To the first item: As the CUDA documentation points out, in order to load and store data correctly, the address of each access must be evenly divisible by the size of the access. For example, an object of type float
has a size of four bytes, so it must be accessed at an address that is a multiple of four. If the alignment requirement is violated, data will be read and stored incorrectly, that is, the data becomes garbled.
For built-in non-compound types, the required alignment is equal to the size of the type, this is called "natural alignment". For user-defined compound types, such as structs, the required alignment is the alignment of the largest component type. This applies to the user-defined float3
type in the question, which has a four-byte alignment requirement as the largest component is of type float
. Programmers can increase the required alignment by use of the __align__()

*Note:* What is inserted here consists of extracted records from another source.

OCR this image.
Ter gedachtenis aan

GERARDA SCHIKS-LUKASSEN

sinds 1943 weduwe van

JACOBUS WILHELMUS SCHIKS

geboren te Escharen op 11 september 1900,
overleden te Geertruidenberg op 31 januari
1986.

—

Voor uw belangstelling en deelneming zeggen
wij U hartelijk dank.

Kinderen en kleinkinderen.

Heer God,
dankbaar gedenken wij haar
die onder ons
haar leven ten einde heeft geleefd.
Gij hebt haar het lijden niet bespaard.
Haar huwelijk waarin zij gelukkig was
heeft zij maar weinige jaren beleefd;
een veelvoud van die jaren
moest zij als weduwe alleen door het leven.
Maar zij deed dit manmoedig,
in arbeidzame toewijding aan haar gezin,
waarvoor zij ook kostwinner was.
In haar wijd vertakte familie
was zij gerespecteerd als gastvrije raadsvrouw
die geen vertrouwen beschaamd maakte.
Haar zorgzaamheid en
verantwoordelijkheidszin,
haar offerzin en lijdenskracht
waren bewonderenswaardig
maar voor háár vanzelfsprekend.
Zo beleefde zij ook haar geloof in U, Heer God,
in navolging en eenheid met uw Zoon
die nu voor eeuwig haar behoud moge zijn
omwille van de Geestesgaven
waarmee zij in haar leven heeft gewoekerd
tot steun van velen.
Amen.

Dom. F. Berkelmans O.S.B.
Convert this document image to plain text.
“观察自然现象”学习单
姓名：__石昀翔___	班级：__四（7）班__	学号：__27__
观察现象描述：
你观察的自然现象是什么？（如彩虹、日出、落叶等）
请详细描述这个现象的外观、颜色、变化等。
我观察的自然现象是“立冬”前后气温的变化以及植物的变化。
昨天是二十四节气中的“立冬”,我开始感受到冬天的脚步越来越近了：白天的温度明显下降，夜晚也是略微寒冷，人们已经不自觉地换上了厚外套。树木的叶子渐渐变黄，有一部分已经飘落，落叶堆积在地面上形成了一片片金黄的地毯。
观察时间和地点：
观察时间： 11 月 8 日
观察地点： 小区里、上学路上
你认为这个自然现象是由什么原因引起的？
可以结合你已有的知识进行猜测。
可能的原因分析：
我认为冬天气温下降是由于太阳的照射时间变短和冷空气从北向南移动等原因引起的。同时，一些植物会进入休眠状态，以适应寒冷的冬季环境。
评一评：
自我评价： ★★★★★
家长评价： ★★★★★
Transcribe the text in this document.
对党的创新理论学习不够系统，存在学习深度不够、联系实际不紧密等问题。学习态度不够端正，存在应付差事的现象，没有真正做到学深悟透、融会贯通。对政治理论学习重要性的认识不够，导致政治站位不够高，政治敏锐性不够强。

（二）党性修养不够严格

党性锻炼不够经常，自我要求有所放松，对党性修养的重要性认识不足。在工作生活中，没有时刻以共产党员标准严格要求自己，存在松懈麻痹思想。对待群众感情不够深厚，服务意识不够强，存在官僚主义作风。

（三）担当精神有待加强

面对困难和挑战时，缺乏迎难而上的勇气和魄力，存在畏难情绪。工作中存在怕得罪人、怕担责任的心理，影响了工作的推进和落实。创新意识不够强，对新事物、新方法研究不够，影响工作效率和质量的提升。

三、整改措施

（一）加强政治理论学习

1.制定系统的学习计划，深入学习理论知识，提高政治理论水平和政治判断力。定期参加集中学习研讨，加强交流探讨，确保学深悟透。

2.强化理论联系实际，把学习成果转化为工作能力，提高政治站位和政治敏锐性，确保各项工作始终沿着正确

attribute. See: How to specify alignment for global device variables in CUDA
For built-in compound types, CUDA requires alignment that is equal to the size of the compound type. For example, objects of types int2
and float2
must be aligned on a 8-byte boundary, while objects of types float4
and double2
must be aligned to a 16-byte boundary.
To the second item: The GPU is able to perform aligned 4-byte, 8-byte, and 16-byte accesses, and in general, the wider each access the higher the overall memory throughput. A vastly simplified view of the GPU hardware is that there are fixed-sized queues inside the hardware that track each memory access. The wider each memory access, the larger the total amount of bytes that can be queued up for transfer, which in turn improves latency tolerance and overall memory throughput.
For this reason I would suggest switching, if possible, from a custom float3
type to the built-in float4
type. The former will cause data to be loaded in chunks of four bytes, while the latter allows data to be loaded in chunks of 16 bytes.